Viver entre França e Brasil me proporcionou a experiência de ter duas casas, e conhecer os códigos sociais de cada uma delas.
Os dois países são calorosos — cada um à sua maneira — mas com regras implícitas muito diferentes.
E muitas vezes, o que parece frieza ou grosseria por parte dos franceses é, na verdade, apenas etiqueta cultural mal interpretada — nossos alunos que o digam, pois aprenderam as diferenças culturais e sempre foram super bem recebidos na França.
Se você também quer ter uma boa experiência por lá, este artigo é para você.
Vamos lá? Allons-y?

1. Cumprimentar é obrigatório na França
Começamos aqui com uma das grandes diferenças culturais entre Brasil e França.
No Brasil, podemos entrar em qualquer estabelecimento e já perguntar o que queremos.
Na França, não.
Antes de qualquer coisa, você diz:
- Bonjour (bom dia/boa tarde)
- Bonsoir (boa noite)
E só depois faz seu pedido.
Ignorar o cumprimento — não só em estabelecimentos, mas ao pedir informação na rua, por exemplo, e em qualquer outra situação na qual você vai abordar outra pessoa — pode soar como falta de educação, e muitos franceses são grossos quando a pessoa não fala “bonjour” ou “bonsoir”.
O cumprimento não é opcional. Ele é parte da etiqueta social.
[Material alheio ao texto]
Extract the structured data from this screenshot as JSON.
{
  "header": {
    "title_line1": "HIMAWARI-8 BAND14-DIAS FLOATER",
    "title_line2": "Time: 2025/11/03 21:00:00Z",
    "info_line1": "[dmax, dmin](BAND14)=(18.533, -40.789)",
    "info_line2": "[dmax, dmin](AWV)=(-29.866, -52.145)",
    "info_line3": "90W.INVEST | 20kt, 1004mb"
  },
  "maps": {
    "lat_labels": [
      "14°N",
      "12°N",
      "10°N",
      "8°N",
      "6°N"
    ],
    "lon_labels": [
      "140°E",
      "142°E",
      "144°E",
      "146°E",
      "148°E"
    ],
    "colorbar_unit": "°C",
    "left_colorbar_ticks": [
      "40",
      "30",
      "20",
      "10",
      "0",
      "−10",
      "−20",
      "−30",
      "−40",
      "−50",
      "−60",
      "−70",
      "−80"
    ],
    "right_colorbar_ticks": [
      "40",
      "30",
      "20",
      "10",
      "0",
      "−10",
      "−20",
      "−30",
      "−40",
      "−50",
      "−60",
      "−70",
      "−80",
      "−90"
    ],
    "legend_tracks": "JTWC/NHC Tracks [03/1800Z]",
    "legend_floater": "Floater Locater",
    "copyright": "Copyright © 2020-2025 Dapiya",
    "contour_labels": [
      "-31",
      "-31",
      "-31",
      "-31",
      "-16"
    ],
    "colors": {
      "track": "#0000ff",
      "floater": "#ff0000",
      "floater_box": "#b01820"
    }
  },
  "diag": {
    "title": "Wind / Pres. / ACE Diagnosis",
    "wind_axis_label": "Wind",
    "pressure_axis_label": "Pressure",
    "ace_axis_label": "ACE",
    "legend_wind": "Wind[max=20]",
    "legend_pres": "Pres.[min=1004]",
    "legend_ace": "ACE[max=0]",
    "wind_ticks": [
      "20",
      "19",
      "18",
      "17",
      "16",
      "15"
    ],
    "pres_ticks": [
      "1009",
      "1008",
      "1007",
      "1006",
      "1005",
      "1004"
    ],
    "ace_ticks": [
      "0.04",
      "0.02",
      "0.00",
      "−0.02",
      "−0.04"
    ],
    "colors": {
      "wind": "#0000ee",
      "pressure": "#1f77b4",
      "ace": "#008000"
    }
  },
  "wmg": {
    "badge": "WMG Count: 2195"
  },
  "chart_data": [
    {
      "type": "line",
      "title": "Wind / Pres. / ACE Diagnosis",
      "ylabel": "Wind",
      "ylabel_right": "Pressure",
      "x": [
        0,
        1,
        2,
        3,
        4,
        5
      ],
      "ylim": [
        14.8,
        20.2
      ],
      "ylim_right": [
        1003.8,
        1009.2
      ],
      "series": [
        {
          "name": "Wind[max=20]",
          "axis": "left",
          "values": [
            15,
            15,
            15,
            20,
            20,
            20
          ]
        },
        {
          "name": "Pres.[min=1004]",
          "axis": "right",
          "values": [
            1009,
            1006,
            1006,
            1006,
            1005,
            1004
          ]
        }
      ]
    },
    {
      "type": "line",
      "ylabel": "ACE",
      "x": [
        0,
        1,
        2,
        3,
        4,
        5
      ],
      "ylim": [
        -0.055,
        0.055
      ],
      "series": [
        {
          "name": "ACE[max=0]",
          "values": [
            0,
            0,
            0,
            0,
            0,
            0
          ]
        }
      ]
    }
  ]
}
2. As “palavrinhas mágicas” importam muito
No Brasil usamos “por favor” e “obrigado”, mas muitas vezes de forma mais flexível.
Na França, essas expressões são indispensáveis:
- S’il vous plaît — por favor
- Merci — obrigado / obrigada
- Excusez-moi — com licença
Usar essas palavras muda completamente o tom da conversa.
3. Franceses são grosseiros? Ou seguimos outra etiqueta?
É muito comum ouvir brasileiros dizendo que os franceses são frios, mal educados e até grossos.
Eu não vou mentir: há os que são, sim.
Porém, para nós, turistas brasileiros na França, o que acontece muitas vezes são mal entendidos.
No Brasil:
- Falamos alto
- Tocamos nas pessoas
- Somos expansivos
- Criamos intimidade rápido
Na França:
- O tom de voz é mais baixo
- A proximidade física é menor
- A formalidade inicial é maior
- A intimidade leva tempo
Se você entra falando alto, sem cumprimentar, pedindo algo diretamente — o francês pode reagir de forma seca e até grosseira, já que eles não são de “levar desaforo para casa”.
Mas se você entende a etiqueta e segue o protocolo social, a experiência muda completamente.
Quando o código é respeitado, os franceses são extremamente gentis e educados.
4. Restaurantes: o tom de voz importa

Essa diferença é muito visível.
No Brasil:
- Restaurantes são barulhentos
- Conversas animadas
- Riso alto é normal
Na França:
- Fala-se baixo
- Conversa-se de forma mais contida
- O ambiente é mais silencioso
Sim, falar muito alto no restaurante na França pode ser percebido como falta de educação.
E isso não tem a ver com simpatia — tem a ver com cultura.
5. Ritmo de vida
Este é um traço cultural que eu amo nos franceses. Eles valorizam:
- pausa para café
- tempo de qualidade à mesa (um almoço de fim de semana pode durar horas)
- férias mais longas e ciclos de descanso
Já no Brasil, valorizamos:
- interação social intensa
- clima vibrante
Isso se reflete no vocabulário e na forma de falar sobre o dia a dia.

6. Formalidade x informalidade
Esta é, sem dúvida, uma das principais diferenças culturais entre Brasil e França.
No Brasil, criamos proximidade rapidamente com as pessoas. A barreira da formalidade — que impõem, sim, uma certa distância entre as pessoas — não é tão alta como na França.
Lá, se você não conhece a pessoa, deve usar o “vous” com ela.
Seria como “o senhor” ou “a senhora/senhorita” no português. É formal.
Expressões como “s’il vous plaît” (por favor), “allez-y, madame” (pode passar, senhora), “excusez-moi” (desculpe), estão todas no “vous”.
Na França, usa-se o “tu” somente quando você conhece a pessoa — é amigo ou familiar.
Portanto, jamais use o “tu” com um francês em um contexto de viagem. Ele não te conhece e vai estranhar — mas, claro, também vai perceber que você é turista. 😂
7. Cultura influencia a língua
Muitas palavras francesas refletem valores culturais:
- terroir — ligação profunda com o território
- savoir-vivre — saber viver
- raison d’être — razão de existir
- joie de vivre — alegria de viver
- bon vivant — pessoa que aprecia os prazeres da vida
Aprender essas palavras é aprender a forma francesa de ver o mundo.
Quando você entende o código cultural, a comunicação muda.
E o que antes parecia frieza, vira elegância e acolhimento.